Illinois House votes to require woman, African American on all corporate boards

SPRINGFIELD (Illinois News Network) -- After a heated debate, calls of racism, and shouting, the Illinois state House of Representatives voted to require all publicly held companies in the state to have at least one woman and one African-American on the company's corporate board.

State Rep. Chris Welch’s bill, which passed Friday, would require any publicly-traded company headquartered in the state to have at least one woman and at least one African-American on its corporate boards starting in 2021.

“No later than the close of the 2020 calendar year, a publicly held domestic or foreign corporation whose principal executive offices, according to the corporation's SEC 10-K form, are located in Illinois shall have a minimum of one female director and one African American director on its board of directors,” according to the text of the bill. It would allow boards to expand to meet the requirements.

It would require the Secretary of State to keep an online list of corporations that would show if a company is in compliance with the law.

The bill would also impose fines up to $300,000 for failure to comply.

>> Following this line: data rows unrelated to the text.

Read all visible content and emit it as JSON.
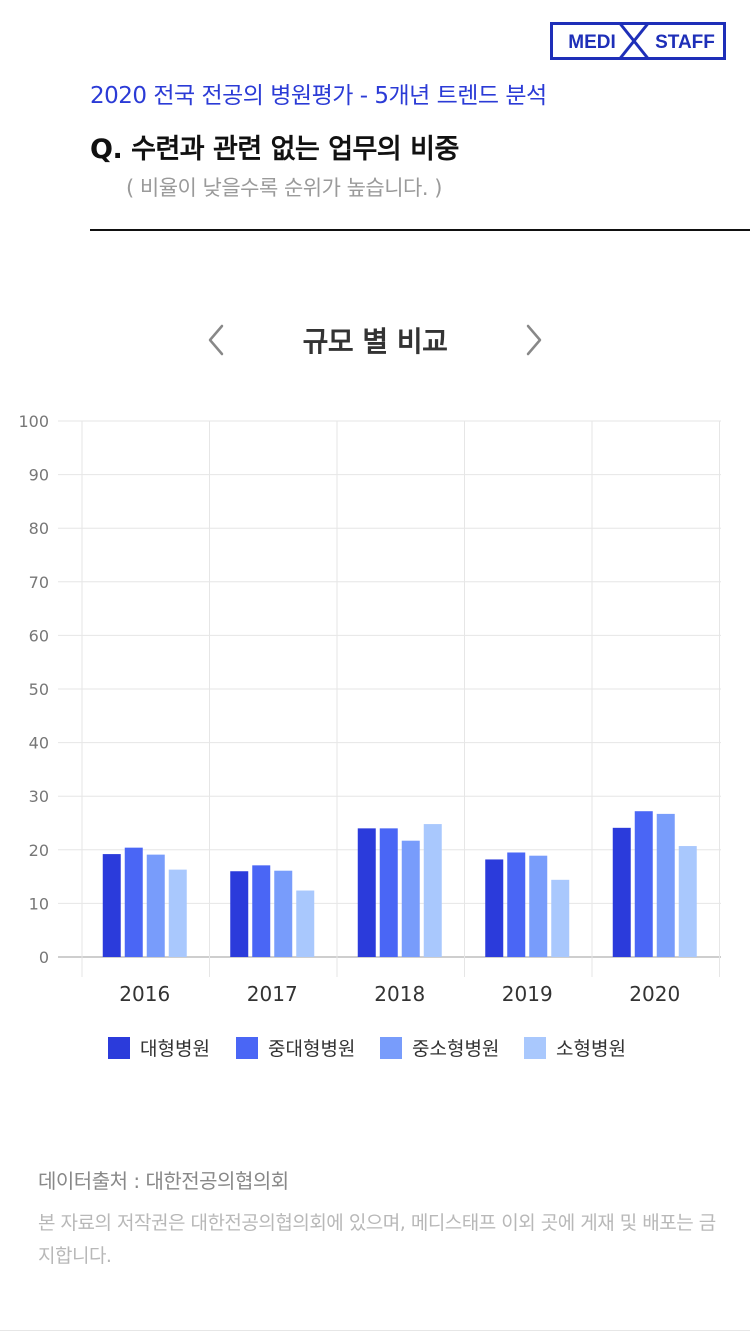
{
  "logo": {
    "left_text": "MEDI",
    "right_text": "STAFF",
    "color": "#1e2fb8"
  },
  "header": {
    "subtitle": "2020 전국 전공의 병원평가 - 5개년 트렌드 분석",
    "question": "Q. 수련과 관련 없는 업무의 비중",
    "note": "( 비율이 낮을수록 순위가 높습니다. )"
  },
  "nav": {
    "title": "규모 별 비교",
    "prev_icon": "chevron-left-icon",
    "next_icon": "chevron-right-icon"
  },
  "chart_data": {
    "type": "bar",
    "title": "",
    "xlabel": "",
    "ylabel": "",
    "ylim": [
      0,
      100
    ],
    "yticks": [
      0,
      10,
      20,
      30,
      40,
      50,
      60,
      70,
      80,
      90,
      100
    ],
    "grid": true,
    "legend_position": "bottom",
    "categories": [
      "2016",
      "2017",
      "2018",
      "2019",
      "2020"
    ],
    "series": [
      {
        "name": "대형병원",
        "color": "#2b3bdb",
        "values": [
          19.2,
          16.0,
          24.0,
          18.2,
          24.1
        ]
      },
      {
        "name": "중대형병원",
        "color": "#4a66f5",
        "values": [
          20.4,
          17.1,
          24.0,
          19.5,
          27.2
        ]
      },
      {
        "name": "중소형병원",
        "color": "#789cfb",
        "values": [
          19.1,
          16.1,
          21.7,
          18.9,
          26.7
        ]
      },
      {
        "name": "소형병원",
        "color": "#a9c8fd",
        "values": [
          16.3,
          12.4,
          24.8,
          14.4,
          20.7
        ]
      }
    ]
  },
  "footer": {
    "source": "데이터출처 : 대한전공의협의회",
    "copyright": "본 자료의 저작권은 대한전공의협의회에 있으며, 메디스태프 이외 곳에 게재 및 배포는 금지합니다."
  }
}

State Rep. Tony McCombie, R-Savanna, said Welch’s bill is one of many anti-business bills lawmakers have passed this year.

“We are destroying the ability for our state to grow,” she said.

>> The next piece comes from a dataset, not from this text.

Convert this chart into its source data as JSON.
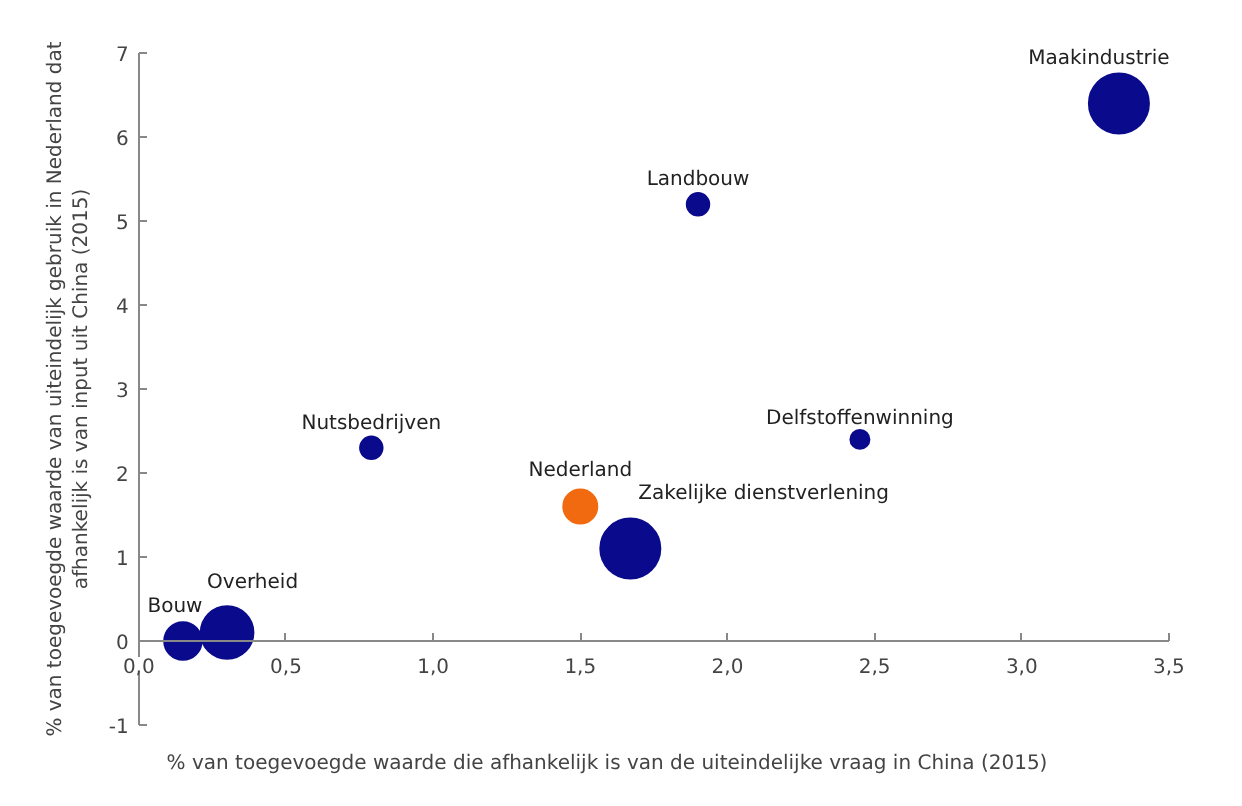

The conversation got heated and included accusations of racism. Welch, D-Westchester, said African-Americans and women deserve to have a voice in corporate America, which he said they’re not getting now.

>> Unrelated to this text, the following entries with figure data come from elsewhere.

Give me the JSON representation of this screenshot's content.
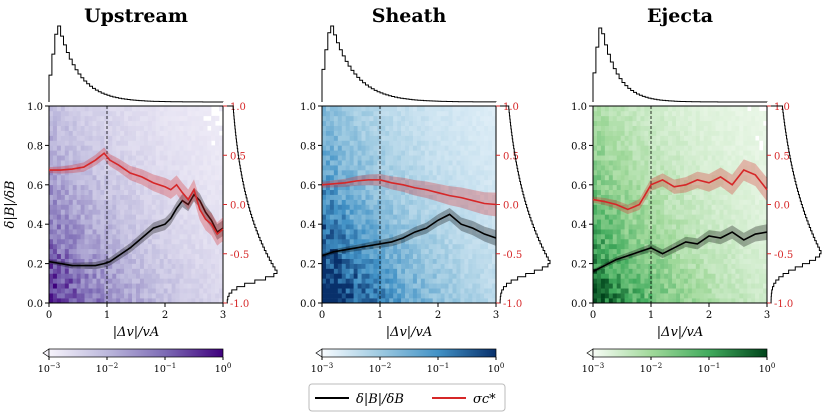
{
  "figure": {
    "legend": {
      "items": [
        {
          "label": "δ|B|/δB",
          "color": "#000000"
        },
        {
          "label": "σc*",
          "color": "#d62728"
        }
      ]
    }
  },
  "chart_data": [
    {
      "type": "heatmap",
      "title": "Upstream",
      "xlabel": "|Δv|/vA",
      "ylabel": "δ|B|/δB",
      "xlim": [
        0,
        3
      ],
      "ylim": [
        0,
        1
      ],
      "y2lim": [
        -1,
        1
      ],
      "xticks": [
        "0",
        "1",
        "2",
        "3"
      ],
      "yticks": [
        "0.0",
        "0.2",
        "0.4",
        "0.6",
        "0.8",
        "1.0"
      ],
      "y2ticks": [
        "-1.0",
        "-0.5",
        "0.0",
        "0.5",
        "1.0"
      ],
      "colormap": [
        "#f6f3fb",
        "#bcb8dc",
        "#7d6bb5",
        "#3f007d"
      ],
      "colorbar_ticks": [
        "10^-3",
        "10^-2",
        "10^-1",
        "10^0"
      ],
      "vline_x": 1,
      "series": [
        {
          "name": "δ|B|/δB",
          "axis": "left",
          "color": "#000000",
          "x": [
            0,
            0.2,
            0.4,
            0.6,
            0.8,
            0.95,
            1.05,
            1.2,
            1.4,
            1.6,
            1.8,
            2.0,
            2.1,
            2.2,
            2.3,
            2.4,
            2.5,
            2.6,
            2.7,
            2.8,
            2.9,
            3.0
          ],
          "y": [
            0.21,
            0.2,
            0.19,
            0.19,
            0.19,
            0.2,
            0.21,
            0.24,
            0.28,
            0.33,
            0.38,
            0.4,
            0.43,
            0.48,
            0.52,
            0.5,
            0.55,
            0.52,
            0.46,
            0.42,
            0.36,
            0.38
          ]
        },
        {
          "name": "σc*",
          "axis": "right",
          "color": "#d62728",
          "x": [
            0,
            0.2,
            0.4,
            0.6,
            0.8,
            0.95,
            1.05,
            1.2,
            1.4,
            1.6,
            1.8,
            2.0,
            2.1,
            2.2,
            2.3,
            2.4,
            2.5,
            2.6,
            2.7,
            2.8,
            2.9,
            3.0
          ],
          "y": [
            0.35,
            0.35,
            0.36,
            0.38,
            0.45,
            0.52,
            0.45,
            0.4,
            0.32,
            0.28,
            0.22,
            0.18,
            0.15,
            0.2,
            0.12,
            0.05,
            0.15,
            -0.05,
            -0.15,
            -0.2,
            -0.3,
            -0.25
          ]
        }
      ],
      "top_hist": {
        "peak_x": 0.15,
        "width": 0.18,
        "decay": 0.35
      },
      "right_hist": {
        "peak_y": 0.15,
        "width": 0.08,
        "decay": 0.4
      }
    },
    {
      "type": "heatmap",
      "title": "Sheath",
      "xlabel": "|Δv|/vA",
      "ylabel": "",
      "xlim": [
        0,
        3
      ],
      "ylim": [
        0,
        1
      ],
      "y2lim": [
        -1,
        1
      ],
      "xticks": [
        "0",
        "1",
        "2",
        "3"
      ],
      "yticks": [
        "0.0",
        "0.2",
        "0.4",
        "0.6",
        "0.8",
        "1.0"
      ],
      "y2ticks": [
        "-1.0",
        "-0.5",
        "0.0",
        "0.5",
        "1.0"
      ],
      "colormap": [
        "#f7fbff",
        "#9ecae1",
        "#4292c6",
        "#08306b"
      ],
      "colorbar_ticks": [
        "10^-3",
        "10^-2",
        "10^-1",
        "10^0"
      ],
      "vline_x": 1,
      "series": [
        {
          "name": "δ|B|/δB",
          "axis": "left",
          "color": "#000000",
          "x": [
            0,
            0.2,
            0.4,
            0.6,
            0.8,
            1.0,
            1.2,
            1.4,
            1.6,
            1.8,
            2.0,
            2.2,
            2.4,
            2.6,
            2.8,
            3.0
          ],
          "y": [
            0.24,
            0.26,
            0.27,
            0.28,
            0.29,
            0.3,
            0.31,
            0.33,
            0.36,
            0.38,
            0.42,
            0.45,
            0.4,
            0.38,
            0.35,
            0.33
          ]
        },
        {
          "name": "σc*",
          "axis": "right",
          "color": "#d62728",
          "x": [
            0,
            0.2,
            0.4,
            0.6,
            0.8,
            1.0,
            1.2,
            1.4,
            1.6,
            1.8,
            2.0,
            2.2,
            2.4,
            2.6,
            2.8,
            3.0
          ],
          "y": [
            0.2,
            0.21,
            0.22,
            0.24,
            0.25,
            0.25,
            0.22,
            0.2,
            0.17,
            0.15,
            0.12,
            0.09,
            0.07,
            0.04,
            0.01,
            0.0
          ]
        }
      ],
      "top_hist": {
        "peak_x": 0.15,
        "width": 0.2,
        "decay": 0.4
      },
      "right_hist": {
        "peak_y": 0.2,
        "width": 0.1,
        "decay": 0.45
      }
    },
    {
      "type": "heatmap",
      "title": "Ejecta",
      "xlabel": "|Δv|/vA",
      "ylabel": "",
      "xlim": [
        0,
        3
      ],
      "ylim": [
        0,
        1
      ],
      "y2lim": [
        -1,
        1
      ],
      "xticks": [
        "0",
        "1",
        "2",
        "3"
      ],
      "yticks": [
        "0.0",
        "0.2",
        "0.4",
        "0.6",
        "0.8",
        "1.0"
      ],
      "y2ticks": [
        "-1.0",
        "-0.5",
        "0.0",
        "0.5",
        "1.0"
      ],
      "colormap": [
        "#f7fcf5",
        "#a1d99b",
        "#41ab5d",
        "#00441b"
      ],
      "colorbar_ticks": [
        "10^-3",
        "10^-2",
        "10^-1",
        "10^0"
      ],
      "vline_x": 1,
      "series": [
        {
          "name": "δ|B|/δB",
          "axis": "left",
          "color": "#000000",
          "x": [
            0,
            0.2,
            0.4,
            0.6,
            0.8,
            1.0,
            1.2,
            1.4,
            1.6,
            1.8,
            2.0,
            2.2,
            2.4,
            2.6,
            2.8,
            3.0
          ],
          "y": [
            0.16,
            0.19,
            0.22,
            0.24,
            0.26,
            0.28,
            0.25,
            0.28,
            0.31,
            0.3,
            0.34,
            0.33,
            0.36,
            0.32,
            0.35,
            0.36
          ]
        },
        {
          "name": "σc*",
          "axis": "right",
          "color": "#d62728",
          "x": [
            0,
            0.2,
            0.4,
            0.6,
            0.8,
            1.0,
            1.2,
            1.4,
            1.6,
            1.8,
            2.0,
            2.2,
            2.4,
            2.6,
            2.8,
            3.0
          ],
          "y": [
            0.05,
            0.03,
            0.0,
            -0.05,
            0.0,
            0.2,
            0.25,
            0.18,
            0.2,
            0.25,
            0.22,
            0.28,
            0.2,
            0.35,
            0.3,
            0.15
          ]
        }
      ],
      "top_hist": {
        "peak_x": 0.12,
        "width": 0.15,
        "decay": 0.28
      },
      "right_hist": {
        "peak_y": 0.25,
        "width": 0.12,
        "decay": 0.5
      }
    }
  ]
}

“I’m not going to be ashamed to stand here and fight for the people that sent me here,” he said. “Ashamed to fight for African-Americans to have a right in a room? Are you kidding me?”

The Senate now takes the bill for consideration.

Debate on Friday included talk of expanding the requirement to include all minorities, not just African-Americans.

California lawmakers approved a similar law, which will take effect in 2021. California's law only applies to women.

Some legal scholars questioned California’s requirements when they were enacted, saying they could run afoul of the U.S. Constitution’s Equal Protection Clause.